In 2015, Smith and Henshaw started Kic. But, at the beginning, it was known at Keep It Cleaner.

They wanted the health and wellness app to be a place of safety, for people to come to without judgment and curiosity about how to fuel and move their body.

That is why the Kic app doesn’t have a place for users to input their weight or track their calories. It’s simply filled with workouts and recipe suggestions. It was supposed to be a place to build confidence and steer people away from the idea that the size of their body had anything to do with their self worth.

That is why Henshaw and Smith use their platform to speak about the toxicity of diet and fitness culture.

“I think the rebrand allowed us to be bolder. But we’ve always had the exact same mission,” Smith said.

“The reason why we launched in the first place was because we both felt like we could be vulnerable online to our communities that existed back then. And it was through that connection with them we learned that we weren’t alone in the kind of body image struggles that we were having.

“Our relationship with food and exercise, unfortunately, was an incredibly common one.”

However, Henshaw and Smith aren’t naive to the fact they’re in “socially acceptable” bodies. And, at first, they came up against a lot of questions of “how can you talk to this”.

Henshaw points out their experience shows that you have no idea what somebody is going through by simply looking at them.

“We have a platform and we completely acknowledge people followed us on social media, because of the way that we looked,” Henshaw said.

“But we have a choice, we can use this platform to like contribute to diet culture, or because we have this voice we can use this platform to help people not go down that same path we did.”

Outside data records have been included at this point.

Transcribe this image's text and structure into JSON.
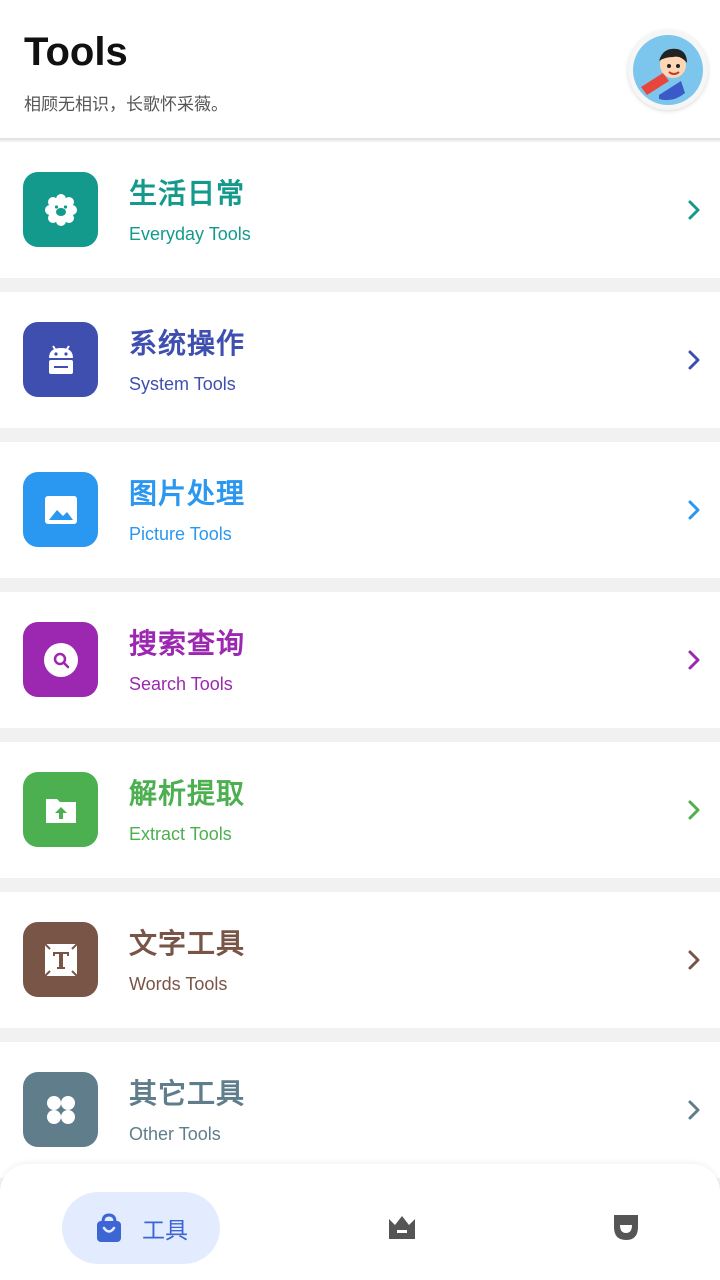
{
  "header": {
    "title": "Tools",
    "subtitle": "相顾无相识，长歌怀采薇。"
  },
  "categories": [
    {
      "cn": "生活日常",
      "en": "Everyday Tools",
      "color": "#149A8C",
      "icon": "flower-face-icon"
    },
    {
      "cn": "系统操作",
      "en": "System Tools",
      "color": "#3F4FB0",
      "icon": "android-icon"
    },
    {
      "cn": "图片处理",
      "en": "Picture Tools",
      "color": "#2A97F0",
      "icon": "image-icon"
    },
    {
      "cn": "搜索查询",
      "en": "Search Tools",
      "color": "#9C27B0",
      "icon": "search-icon"
    },
    {
      "cn": "解析提取",
      "en": "Extract Tools",
      "color": "#4CAF50",
      "icon": "upload-folder-icon"
    },
    {
      "cn": "文字工具",
      "en": "Words Tools",
      "color": "#795548",
      "icon": "text-icon"
    },
    {
      "cn": "其它工具",
      "en": "Other Tools",
      "color": "#607D8B",
      "icon": "grid-icon"
    }
  ],
  "nav": {
    "tools_label": "工具",
    "active_color": "#3D66D4",
    "inactive_color": "#555555"
  }
}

The women, who have built an empire with the app that now involves an activewear range and ready-made meals, said not every day is perfect when it comes to body image.

Speaking out about their experiences and battling against toxic fitness and diet culture isn’t always an easy thing but the women said they’ve been on the journey for a long time and learned a lot.

“We’re in a place where we back ourselves,” Henshaw said. She added they may not get everything perfect every time and the trolls will always be there but helping others outweighs any fears that come with being vulnerable.